New Groundwater Treatment System Headed to Puente Valley

Construction on a new $40 million groundwater treatment system is underway in Puente Valley, as part of an ongoing cleanup effort at the San Gabriel Valley Superfund Site in the Los Angeles area. To kick things off, a groundbreaking ceremony was held in September to commemorate the project, which is slated for a 2020 completion.

The new treatment system will capture and remove volatile organic compounds, 1, 4 dioxane, perchlorate, and hexavalent chromium from groundwater, according to the Environmental Protection Agency. The Northrop Grumman Systems Corporation will install two miles of underground pipeline and build the groundwater treatment facility, under the direction of the EPA.

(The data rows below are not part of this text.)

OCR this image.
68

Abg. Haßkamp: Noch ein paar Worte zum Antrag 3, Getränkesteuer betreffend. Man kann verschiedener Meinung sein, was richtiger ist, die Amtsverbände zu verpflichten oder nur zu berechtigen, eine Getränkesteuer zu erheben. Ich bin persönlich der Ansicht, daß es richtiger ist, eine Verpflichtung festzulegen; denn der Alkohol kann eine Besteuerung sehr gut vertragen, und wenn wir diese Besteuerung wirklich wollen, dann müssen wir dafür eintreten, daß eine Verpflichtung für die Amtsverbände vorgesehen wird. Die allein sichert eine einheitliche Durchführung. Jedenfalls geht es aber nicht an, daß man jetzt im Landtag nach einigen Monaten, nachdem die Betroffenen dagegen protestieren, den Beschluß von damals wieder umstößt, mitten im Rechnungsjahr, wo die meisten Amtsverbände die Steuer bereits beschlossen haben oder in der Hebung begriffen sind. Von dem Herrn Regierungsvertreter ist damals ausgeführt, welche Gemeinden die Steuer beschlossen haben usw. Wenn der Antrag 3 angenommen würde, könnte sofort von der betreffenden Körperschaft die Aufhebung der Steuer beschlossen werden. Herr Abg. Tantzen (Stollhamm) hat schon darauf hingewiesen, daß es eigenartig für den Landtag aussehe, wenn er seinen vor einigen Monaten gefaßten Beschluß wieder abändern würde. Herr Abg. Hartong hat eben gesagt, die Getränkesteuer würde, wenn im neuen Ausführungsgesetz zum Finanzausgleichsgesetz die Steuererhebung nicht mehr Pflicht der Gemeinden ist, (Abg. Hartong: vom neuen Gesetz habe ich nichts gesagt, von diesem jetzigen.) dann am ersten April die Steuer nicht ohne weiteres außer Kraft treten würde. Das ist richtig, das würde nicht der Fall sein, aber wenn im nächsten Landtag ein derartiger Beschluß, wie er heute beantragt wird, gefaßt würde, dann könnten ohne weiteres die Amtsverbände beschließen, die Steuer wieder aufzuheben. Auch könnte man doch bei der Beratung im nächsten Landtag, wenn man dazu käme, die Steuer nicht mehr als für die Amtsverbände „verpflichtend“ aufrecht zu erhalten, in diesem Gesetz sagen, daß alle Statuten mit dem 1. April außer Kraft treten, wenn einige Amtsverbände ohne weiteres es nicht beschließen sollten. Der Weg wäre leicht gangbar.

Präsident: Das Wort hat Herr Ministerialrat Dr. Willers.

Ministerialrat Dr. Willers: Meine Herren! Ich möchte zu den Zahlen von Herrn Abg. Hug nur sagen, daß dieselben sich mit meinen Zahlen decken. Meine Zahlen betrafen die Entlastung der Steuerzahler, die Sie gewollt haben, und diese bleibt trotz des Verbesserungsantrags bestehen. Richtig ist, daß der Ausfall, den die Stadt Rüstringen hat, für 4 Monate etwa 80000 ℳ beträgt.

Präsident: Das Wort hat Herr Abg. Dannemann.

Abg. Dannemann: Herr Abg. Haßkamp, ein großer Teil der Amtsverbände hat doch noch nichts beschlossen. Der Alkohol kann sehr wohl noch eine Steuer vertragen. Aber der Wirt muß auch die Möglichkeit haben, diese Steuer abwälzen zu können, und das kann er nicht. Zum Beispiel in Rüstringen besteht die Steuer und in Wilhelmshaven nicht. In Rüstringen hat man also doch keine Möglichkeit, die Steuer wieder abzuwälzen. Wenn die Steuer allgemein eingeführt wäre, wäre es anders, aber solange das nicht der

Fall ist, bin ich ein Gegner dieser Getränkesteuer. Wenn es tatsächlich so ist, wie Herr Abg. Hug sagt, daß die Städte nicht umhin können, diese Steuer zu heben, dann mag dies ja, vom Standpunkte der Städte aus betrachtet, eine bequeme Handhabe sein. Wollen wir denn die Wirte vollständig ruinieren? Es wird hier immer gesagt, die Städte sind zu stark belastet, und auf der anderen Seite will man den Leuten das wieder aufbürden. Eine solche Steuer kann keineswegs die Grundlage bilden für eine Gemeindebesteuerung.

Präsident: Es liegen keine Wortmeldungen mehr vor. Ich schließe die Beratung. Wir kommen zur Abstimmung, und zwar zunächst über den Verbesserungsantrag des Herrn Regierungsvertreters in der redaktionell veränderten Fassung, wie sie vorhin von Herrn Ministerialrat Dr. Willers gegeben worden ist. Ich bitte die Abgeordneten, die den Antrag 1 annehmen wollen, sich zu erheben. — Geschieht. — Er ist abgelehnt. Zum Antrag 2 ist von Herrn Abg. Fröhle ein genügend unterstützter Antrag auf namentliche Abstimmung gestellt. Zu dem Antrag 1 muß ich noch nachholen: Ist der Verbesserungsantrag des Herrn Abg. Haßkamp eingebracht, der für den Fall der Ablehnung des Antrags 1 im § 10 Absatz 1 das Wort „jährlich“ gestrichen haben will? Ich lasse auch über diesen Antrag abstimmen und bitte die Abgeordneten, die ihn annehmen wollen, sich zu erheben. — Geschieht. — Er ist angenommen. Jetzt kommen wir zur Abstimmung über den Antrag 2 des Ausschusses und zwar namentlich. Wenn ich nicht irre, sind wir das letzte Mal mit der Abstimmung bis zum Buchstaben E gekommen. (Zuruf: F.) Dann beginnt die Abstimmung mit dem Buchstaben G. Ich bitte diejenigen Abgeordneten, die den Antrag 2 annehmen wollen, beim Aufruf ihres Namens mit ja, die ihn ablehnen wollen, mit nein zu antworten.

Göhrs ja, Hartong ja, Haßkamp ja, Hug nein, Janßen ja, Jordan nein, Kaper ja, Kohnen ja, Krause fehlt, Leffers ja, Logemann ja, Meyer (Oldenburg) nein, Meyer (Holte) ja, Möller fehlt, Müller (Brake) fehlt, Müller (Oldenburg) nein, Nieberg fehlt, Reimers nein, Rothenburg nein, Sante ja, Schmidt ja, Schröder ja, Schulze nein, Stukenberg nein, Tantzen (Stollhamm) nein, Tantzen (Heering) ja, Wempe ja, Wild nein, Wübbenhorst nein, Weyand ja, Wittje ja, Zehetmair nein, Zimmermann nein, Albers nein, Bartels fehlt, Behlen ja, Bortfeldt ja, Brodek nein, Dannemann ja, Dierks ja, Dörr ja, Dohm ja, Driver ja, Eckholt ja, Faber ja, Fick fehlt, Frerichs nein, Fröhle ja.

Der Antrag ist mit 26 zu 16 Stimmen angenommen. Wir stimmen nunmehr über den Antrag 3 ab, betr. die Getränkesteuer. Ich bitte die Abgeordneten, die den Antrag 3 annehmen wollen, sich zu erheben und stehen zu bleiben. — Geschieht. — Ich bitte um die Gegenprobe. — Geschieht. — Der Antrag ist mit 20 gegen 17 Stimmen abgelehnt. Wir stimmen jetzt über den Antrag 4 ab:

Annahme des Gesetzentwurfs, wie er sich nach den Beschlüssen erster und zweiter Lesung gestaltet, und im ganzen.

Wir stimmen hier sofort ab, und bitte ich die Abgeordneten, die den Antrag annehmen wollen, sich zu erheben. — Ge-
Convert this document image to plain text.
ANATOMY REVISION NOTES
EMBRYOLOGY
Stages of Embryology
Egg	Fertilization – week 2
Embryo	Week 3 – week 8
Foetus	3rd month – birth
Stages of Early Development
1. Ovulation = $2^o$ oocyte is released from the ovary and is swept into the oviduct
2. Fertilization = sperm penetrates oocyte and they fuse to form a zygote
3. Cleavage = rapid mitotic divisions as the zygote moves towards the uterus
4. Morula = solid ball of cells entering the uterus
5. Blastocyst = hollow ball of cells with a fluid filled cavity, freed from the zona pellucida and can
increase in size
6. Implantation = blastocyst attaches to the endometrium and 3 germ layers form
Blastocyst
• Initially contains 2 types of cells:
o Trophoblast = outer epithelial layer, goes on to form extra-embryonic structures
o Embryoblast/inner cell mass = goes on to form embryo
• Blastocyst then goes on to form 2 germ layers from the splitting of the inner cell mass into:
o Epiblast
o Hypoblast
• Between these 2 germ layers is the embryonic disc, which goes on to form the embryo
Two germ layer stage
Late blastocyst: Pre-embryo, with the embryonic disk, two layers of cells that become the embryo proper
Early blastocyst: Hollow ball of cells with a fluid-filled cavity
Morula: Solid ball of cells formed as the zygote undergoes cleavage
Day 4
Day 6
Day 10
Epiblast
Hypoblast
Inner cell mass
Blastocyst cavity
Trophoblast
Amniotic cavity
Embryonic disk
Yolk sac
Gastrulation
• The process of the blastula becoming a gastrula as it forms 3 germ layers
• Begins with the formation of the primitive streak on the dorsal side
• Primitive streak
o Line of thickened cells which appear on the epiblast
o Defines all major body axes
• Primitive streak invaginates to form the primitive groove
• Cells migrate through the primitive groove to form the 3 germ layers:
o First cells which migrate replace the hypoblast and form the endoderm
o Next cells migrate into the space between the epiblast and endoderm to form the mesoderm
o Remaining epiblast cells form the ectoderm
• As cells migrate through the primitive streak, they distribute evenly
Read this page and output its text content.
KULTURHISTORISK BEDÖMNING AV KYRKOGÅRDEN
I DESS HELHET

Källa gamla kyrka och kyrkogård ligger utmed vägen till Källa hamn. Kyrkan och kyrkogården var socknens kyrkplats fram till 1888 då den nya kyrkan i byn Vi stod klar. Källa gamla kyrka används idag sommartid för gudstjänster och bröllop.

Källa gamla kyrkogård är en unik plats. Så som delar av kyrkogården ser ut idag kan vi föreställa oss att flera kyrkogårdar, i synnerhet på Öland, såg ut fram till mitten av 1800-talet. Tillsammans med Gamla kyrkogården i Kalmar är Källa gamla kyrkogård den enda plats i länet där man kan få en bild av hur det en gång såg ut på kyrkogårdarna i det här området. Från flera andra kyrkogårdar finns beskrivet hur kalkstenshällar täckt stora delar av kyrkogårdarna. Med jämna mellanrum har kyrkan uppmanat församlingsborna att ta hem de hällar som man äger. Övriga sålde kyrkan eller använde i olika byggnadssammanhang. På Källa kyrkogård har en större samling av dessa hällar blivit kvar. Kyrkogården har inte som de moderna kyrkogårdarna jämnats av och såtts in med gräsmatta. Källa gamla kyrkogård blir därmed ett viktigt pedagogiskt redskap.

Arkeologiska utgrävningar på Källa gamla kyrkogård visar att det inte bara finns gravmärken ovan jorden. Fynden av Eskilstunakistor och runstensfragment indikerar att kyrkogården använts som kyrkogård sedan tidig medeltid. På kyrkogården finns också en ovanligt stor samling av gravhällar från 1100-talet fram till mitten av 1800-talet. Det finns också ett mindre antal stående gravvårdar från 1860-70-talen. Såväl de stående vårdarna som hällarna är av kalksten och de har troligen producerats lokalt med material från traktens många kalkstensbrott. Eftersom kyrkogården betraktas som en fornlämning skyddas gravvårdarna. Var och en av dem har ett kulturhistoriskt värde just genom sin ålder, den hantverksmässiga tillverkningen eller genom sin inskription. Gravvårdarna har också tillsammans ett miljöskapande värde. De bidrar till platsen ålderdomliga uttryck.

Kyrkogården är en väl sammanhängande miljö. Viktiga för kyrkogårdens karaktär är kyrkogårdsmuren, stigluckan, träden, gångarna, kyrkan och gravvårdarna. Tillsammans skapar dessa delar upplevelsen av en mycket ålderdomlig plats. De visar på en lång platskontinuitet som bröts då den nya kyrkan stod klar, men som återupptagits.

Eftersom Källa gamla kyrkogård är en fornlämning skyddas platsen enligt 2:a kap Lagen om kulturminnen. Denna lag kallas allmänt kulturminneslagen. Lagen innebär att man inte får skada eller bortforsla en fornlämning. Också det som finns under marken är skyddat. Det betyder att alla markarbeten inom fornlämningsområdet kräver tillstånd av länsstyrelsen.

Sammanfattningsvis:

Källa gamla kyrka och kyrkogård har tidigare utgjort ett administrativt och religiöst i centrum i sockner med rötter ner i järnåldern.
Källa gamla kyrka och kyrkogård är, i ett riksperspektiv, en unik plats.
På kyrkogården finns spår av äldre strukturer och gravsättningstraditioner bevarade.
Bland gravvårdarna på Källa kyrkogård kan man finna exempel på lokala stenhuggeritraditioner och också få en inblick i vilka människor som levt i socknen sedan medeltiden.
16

Upon completion, the new groundwater plant will remove contaminated water from underground and send it to the facility. On a daily basis, the new facility will treat more than two million gallons of groundwater, ensuring it meets state and federal drinking water standards.

San Gabriel Valley Superfund Background

In September 2011, the EPA ordered Northrup Grumman Systems Corporation to spend approximately $20 million to construct a groundwater cleanup system. The project was designed to address contamination largely caused by the former Benchmark Technology facility in the City of Industry, CA — located within the Superfund sites.

Northrup Grumman’s predecessor, TRW, Inc. owned and operated the Benchmark facility from 1968 to 1983, according to the EPA. At present, site groundwater and soil are contaminated with a variety of VOCs. When inhaled, this can expose people to hazardous substances.

The Puente Valley Superfund site — i.e., San Gabriel Valley Area 4 — is one of four in the San Gabriel Valley. The EPA designated several parts of the San Gabriel Valley as Superfund sites in 1984. It’s believed that 30 square miles of groundwater under the area could be contaminated.

Is Local Drinking Water Currently Safe?

Residents in the City of Industry and La Puente can feel confident their drinking water is safe, according to the EPA. At present, multiple drinking water companies serve the area and uphold state and federal standards.

During California drought years, Northrup Grumman, San Gabriel Valley Water Company, and Suburban Water Systems have worked together to ensure groundwater contamination did not affect the current drinking water production. More than 100 groundwater monitoring wells have been installed in the intermediate zone by the EPA and others involved in the cleanup to monitor contaminated groundwater and assess the performance of the groundwater system.